SYNOPSIS: The storage hasn't yet had any serious effects, and most motorists are able to obtain enough petrol to go about their day-to -day business. The reasons for the shortage are not clear. The Economy Ministry claims that the problem is due to a fault at the stage of refinery of the crude oil. The motorists, however, are more sceptical, and blame intermediaries for holding the fuel following the granting of the increase by the government.
Argentina's oil industry currently produces about 68,000 cubic metres a day, or nearly 90 per cent of the country's needs.The country's economic authorities have announced a plan for the development of the oil industry up to 1985. It will require an investment of 10 billion dollars (5.8 billion pounds sterling), but in the light of the country's poor economic situation, the government has appealed to foreign oil companies to assist local private enterprise to take the burden off the state oil company, YPF, in the development.
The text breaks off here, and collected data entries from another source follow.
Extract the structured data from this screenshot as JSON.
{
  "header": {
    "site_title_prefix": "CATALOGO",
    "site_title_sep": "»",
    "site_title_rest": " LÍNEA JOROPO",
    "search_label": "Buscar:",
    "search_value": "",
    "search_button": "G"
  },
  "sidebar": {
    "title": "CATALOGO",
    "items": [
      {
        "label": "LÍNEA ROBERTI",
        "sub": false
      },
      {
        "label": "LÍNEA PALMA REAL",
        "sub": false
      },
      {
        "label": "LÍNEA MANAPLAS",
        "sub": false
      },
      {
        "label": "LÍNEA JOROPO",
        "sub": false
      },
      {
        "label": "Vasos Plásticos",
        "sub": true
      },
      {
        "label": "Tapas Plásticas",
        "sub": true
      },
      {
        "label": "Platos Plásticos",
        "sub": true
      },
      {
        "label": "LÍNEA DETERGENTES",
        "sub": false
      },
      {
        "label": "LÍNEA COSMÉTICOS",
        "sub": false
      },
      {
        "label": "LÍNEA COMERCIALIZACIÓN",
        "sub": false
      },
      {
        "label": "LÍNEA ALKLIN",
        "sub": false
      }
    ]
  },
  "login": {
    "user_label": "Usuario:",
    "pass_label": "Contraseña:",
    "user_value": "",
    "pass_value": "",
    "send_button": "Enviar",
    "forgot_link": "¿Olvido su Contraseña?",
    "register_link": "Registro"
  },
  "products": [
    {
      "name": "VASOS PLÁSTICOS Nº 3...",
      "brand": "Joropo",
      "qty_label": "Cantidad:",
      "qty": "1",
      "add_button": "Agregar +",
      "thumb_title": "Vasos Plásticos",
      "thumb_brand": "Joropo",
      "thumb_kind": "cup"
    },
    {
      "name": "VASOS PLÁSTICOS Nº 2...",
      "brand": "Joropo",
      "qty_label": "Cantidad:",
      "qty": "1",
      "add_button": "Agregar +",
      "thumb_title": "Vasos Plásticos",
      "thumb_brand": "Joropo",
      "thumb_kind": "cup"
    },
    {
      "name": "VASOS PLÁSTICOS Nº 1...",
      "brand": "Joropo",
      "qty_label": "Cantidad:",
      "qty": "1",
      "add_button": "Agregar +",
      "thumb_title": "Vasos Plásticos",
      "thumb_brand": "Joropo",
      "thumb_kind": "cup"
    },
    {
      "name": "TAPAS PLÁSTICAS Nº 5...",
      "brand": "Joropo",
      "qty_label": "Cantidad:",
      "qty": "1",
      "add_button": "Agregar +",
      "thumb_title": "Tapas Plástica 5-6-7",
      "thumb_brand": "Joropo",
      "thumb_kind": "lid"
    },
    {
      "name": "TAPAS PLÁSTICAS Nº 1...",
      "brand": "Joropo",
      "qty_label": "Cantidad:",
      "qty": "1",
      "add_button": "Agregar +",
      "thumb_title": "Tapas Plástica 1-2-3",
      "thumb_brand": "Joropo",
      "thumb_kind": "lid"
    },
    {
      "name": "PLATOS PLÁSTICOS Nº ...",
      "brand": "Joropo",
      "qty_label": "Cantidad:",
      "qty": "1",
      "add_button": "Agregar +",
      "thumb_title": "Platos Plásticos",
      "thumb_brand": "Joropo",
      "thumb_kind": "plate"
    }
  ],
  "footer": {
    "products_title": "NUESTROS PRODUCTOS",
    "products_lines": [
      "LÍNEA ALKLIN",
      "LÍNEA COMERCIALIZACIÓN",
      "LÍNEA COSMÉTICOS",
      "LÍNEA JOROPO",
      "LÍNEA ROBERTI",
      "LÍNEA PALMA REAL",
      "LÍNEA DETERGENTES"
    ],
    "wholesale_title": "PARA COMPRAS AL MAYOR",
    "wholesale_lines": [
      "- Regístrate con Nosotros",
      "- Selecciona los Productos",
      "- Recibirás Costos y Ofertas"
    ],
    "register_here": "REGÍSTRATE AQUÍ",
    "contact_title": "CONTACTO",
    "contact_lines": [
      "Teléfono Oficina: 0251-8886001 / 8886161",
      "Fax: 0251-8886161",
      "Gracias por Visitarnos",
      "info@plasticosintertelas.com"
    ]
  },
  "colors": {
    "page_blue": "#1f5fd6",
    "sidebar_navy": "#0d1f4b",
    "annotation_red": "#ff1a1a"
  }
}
The government hopes to make Argentina self-sufficient within two years. To cut costs they plan to re-open several hundred old wells. The Energy department is negotiating to acquire British expertise in offshore oil exploration.
Talk of future development doesn't overcome the immediate problem of the petrol shortage, however. While petrol tankers wait idle at the refineries, the government's explanations don't satisfy Argentina's motorists.